Monday, April 23, 2012

Remember their names

I was at the New England Folk Festival this weekend, listening to a ballad singer from Kentucky singing “Pretty Polly.” It's a classic murder ballad in which Polly's jealous lover brings her to the woods:

Oh Willie, oh Willie, I'm afraid of your ways
I'm afraid you will lead my poor body astray.

Pretty Polly, pretty Polly, your guess is just right
I dug on your grave the best part of last night.

He stabbed her to the heart and her heart's blood did flow
And into the grave pretty Polly did go.


And it struck me, as it sometimes does, how full this tradition is of violence to women. Yes, there are ballads where men get killed by other men. And there is a little female-on-female violence, as in “The Twa Sisters.” There's plenty of suicide and occasional infanticide.

But most often, it's men killing women. A ballad about a female wrongdoer is one where she cheats on her lover. A ballad about a male wrongdoer is usually one where he murders his lover.

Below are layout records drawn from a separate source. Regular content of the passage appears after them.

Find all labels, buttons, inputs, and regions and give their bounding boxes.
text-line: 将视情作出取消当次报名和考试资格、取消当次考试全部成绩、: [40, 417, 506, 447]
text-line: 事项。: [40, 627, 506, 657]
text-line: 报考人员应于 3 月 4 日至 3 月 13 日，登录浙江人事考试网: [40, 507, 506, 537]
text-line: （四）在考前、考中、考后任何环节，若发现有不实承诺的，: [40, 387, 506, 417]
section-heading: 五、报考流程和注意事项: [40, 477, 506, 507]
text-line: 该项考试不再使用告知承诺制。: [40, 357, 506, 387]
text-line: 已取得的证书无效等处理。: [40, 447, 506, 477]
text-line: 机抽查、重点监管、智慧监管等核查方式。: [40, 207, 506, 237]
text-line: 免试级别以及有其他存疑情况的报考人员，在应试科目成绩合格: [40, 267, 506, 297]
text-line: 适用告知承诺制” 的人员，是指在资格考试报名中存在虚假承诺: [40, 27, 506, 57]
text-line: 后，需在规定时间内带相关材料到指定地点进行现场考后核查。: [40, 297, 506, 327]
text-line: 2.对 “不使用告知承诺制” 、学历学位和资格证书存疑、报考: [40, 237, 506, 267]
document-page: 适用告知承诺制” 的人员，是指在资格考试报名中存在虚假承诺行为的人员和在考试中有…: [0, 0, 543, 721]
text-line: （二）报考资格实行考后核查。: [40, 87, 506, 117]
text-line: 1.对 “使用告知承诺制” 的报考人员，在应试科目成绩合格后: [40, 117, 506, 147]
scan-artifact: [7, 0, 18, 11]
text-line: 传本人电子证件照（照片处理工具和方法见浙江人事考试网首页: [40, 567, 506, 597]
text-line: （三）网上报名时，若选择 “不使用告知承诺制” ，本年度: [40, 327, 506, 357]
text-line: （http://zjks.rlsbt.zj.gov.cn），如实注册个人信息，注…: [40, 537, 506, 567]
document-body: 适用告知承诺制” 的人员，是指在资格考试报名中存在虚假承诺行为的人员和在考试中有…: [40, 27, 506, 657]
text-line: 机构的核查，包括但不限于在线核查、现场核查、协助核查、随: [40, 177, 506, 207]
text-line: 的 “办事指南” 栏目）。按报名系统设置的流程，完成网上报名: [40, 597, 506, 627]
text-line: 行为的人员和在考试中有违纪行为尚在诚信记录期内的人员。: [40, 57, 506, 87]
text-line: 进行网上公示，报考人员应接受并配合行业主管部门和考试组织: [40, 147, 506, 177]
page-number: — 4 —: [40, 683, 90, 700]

There's the supremely creepy “Longlankin”:

My lady came down
Not thinking any harm
Longlankin stood ready
To catch her in his arms.

There's blood in the kitchen
There's blood in the hall
There's blood in the parlor
Where my lady did fall.


There's the highwayman ballad “All Alone and Lonely” (with a very amateur robber who somehow doesn't have any better weapon than a penknife):

It's will you be a robber's wife?
All alone and lonely
Or will you die by my penknife?
Down by the green woodsidey-o

I will not be a robber's wife
All alone and lonely
And so he took her own sweet life
Down by the green woodsidey-o.


As a teenager, I loved the gory ballads. Now I feel the weight of them. From the forests of England to the deserts of Juarez, the murders are real. A few weeks ago I saw Peggy Seeger singing “Tom Dula”, about an actual murder from 1866.

You killed poor Laura Foster,
And you know you're bound to die.


Peggy paused the song and said, “I want to remember their names, the women who died.”